Девушка тоже мельком посмотрела на тётюКлаву, и в её быстром доброжелательном взгляде можно было уловить: «Неужели не скучно быть такой толстой и носить такую шляпу?»
* * *
Тётя Клава пришла домой, вытащила цыплёнка из сумки. Его лапы были перевязаны красной сатиновой тряпочкой.
Она развязала узел, размотала тряпку и поставила цыплёнка на ноги. Он свалился на бок. Тётя Клава снова поставила его, но он снова лёг, безучастно смотрел над собой круглым оранжевым глазом.
Тётя Клава постояла над цыплёнком и пошла звонить подруге Зинаиде. Зинаида тоже была почтовичка, сидела на коммунальных услугах.
У неё в жизни были две противоположные страсти: любовь и ненависть.
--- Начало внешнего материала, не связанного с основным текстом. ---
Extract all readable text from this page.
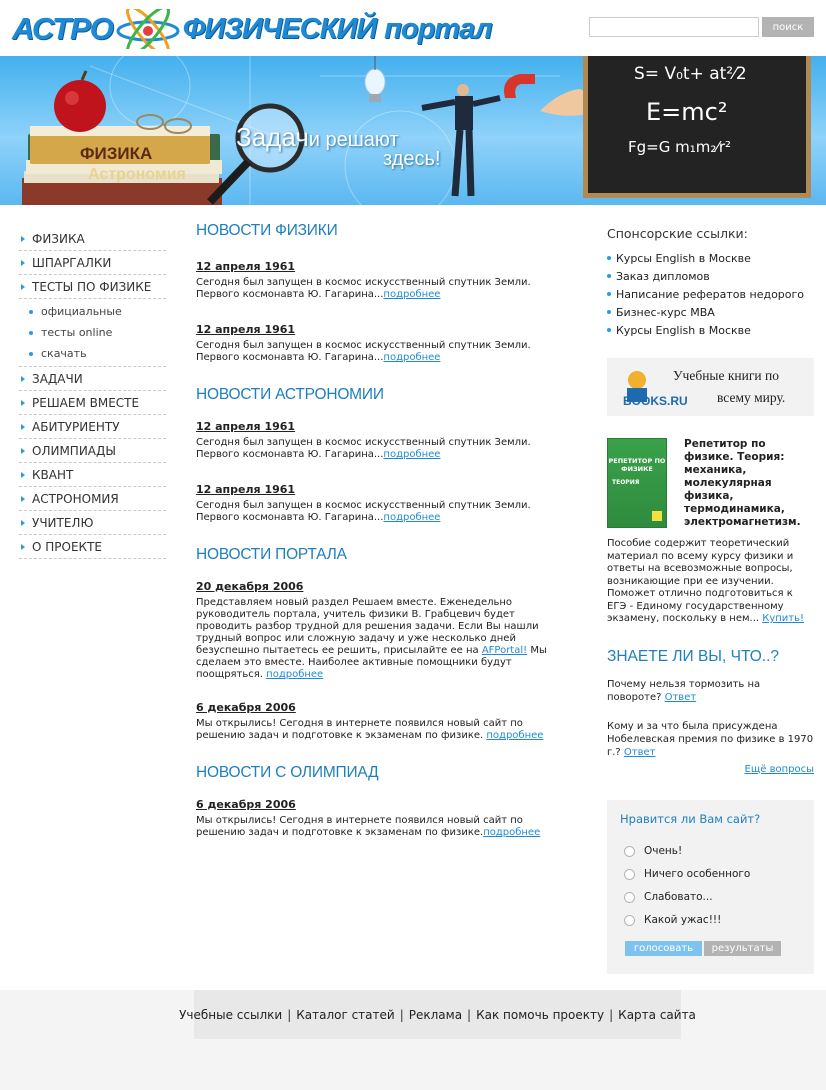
АСТРО ФИЗИЧЕСКИЙ портал	поиск
Задачи решают
здесь!
ФИЗИКА
Астрономия
S= V₀t+ at²⁄2
E=mc²
Fg=G m₁m₂⁄r²
ФИЗИКА
ШПАРГАЛКИ
ТЕСТЫ ПО ФИЗИКЕ
официальные
тесты online
скачать
ЗАДАЧИ
РЕШАЕМ ВМЕСТЕ
АБИТУРИЕНТУ
ОЛИМПИАДЫ
КВАНТ
АСТРОНОМИЯ
УЧИТЕЛЮ
О ПРОЕКТЕ
НОВОСТИ ФИЗИКИ
12 апреля 1961
Сегодня был запущен в космос искусственный спутник Земли. Первого космонавта Ю. Гагарина...подробнее
12 апреля 1961
Сегодня был запущен в космос искусственный спутник Земли. Первого космонавта Ю. Гагарина...подробнее
НОВОСТИ АСТРОНОМИИ
12 апреля 1961
Сегодня был запущен в космос искусственный спутник Земли. Первого космонавта Ю. Гагарина...подробнее
12 апреля 1961
Сегодня был запущен в космос искусственный спутник Земли. Первого космонавта Ю. Гагарина...подробнее
НОВОСТИ ПОРТАЛА
20 декабря 2006
Представляем новый раздел Решаем вместе. Еженедельно руководитель портала, учитель физики В. Грабцевич будет проводить разбор трудной для решения задачи. Если Вы нашли трудный вопрос или сложную задачу и уже несколько дней безуспешно пытаетесь ее решить, присылайте ее на AFPortal! Мы сделаем это вместе. Наиболее активные помощники будут поощряться. подробнее
6 декабря 2006
Мы открылись! Сегодня в интернете появился новый сайт по решению задач и подготовке к экзаменам по физике. подробнее
НОВОСТИ С ОЛИМПИАД
6 декабря 2006
Мы открылись! Сегодня в интернете появился новый сайт по решению задач и подготовке к экзаменам по физике.подробнее
Спонсорские ссылки:
Курсы English в Москве
Заказ дипломов
Написание рефератов недорого
Бизнес-курс MBA
Курсы English в Москве
BOOKS.RU
Учебные книги по
всему миру.
РЕПЕТИТОР ПО ФИЗИКЕ
ТЕОРИЯ
Репетитор по физике. Теория: механика, молекулярная физика, термодинамика, электромагнетизм.
Пособие содержит теоретический материал по всему курсу физики и ответы на всевозможные вопросы, возникающие при ее изучении. Поможет отлично подготовиться к ЕГЭ - Единому государственному экзамену, поскольку в нем... Купить!
ЗНАЕТЕ ЛИ ВЫ, ЧТО..?
Почему нельзя тормозить на повороте? Ответ
Кому и за что была присуждена Нобелевская премия по физике в 1970 г.? Ответ
Ещё вопросы
Нравится ли Вам сайт?
Очень!
Ничего особенного
Слабовато...
Какой ужас!!!
голосовать результаты
Учебные ссылки | Каталог статей | Реклама | Как помочь проекту | Карта сайта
Любовь к дочери и ненависть к зятю. Когда зять ходил по квартире, Зинаида тихо плакала от безысходной, изнуряющей её ненависти. Это чувство постоянно жило в ней и кричало живыми голосами. Они пытались было разъехаться и даже разменяли свою квартиру на две комнаты в разных районах. Но, потеряв возможность ненавидеть зятя, Зинаида ощутила в душе опустошение, дыру, как след от прошедшей навылет пули. Жить с этой дырой она не могла, и снова переехала к дочери, и продолжала любить и ненавидеть уже на меньшей площади.
— Сыр без хлеба жрёт! — заорала Зинаида. — Я ему говорю: «Вы чего ж хлеба-то не берете?» А он: «Не хочу поправляться». Это, знаешь, и дурак будет все хорошее без хлеба жрать!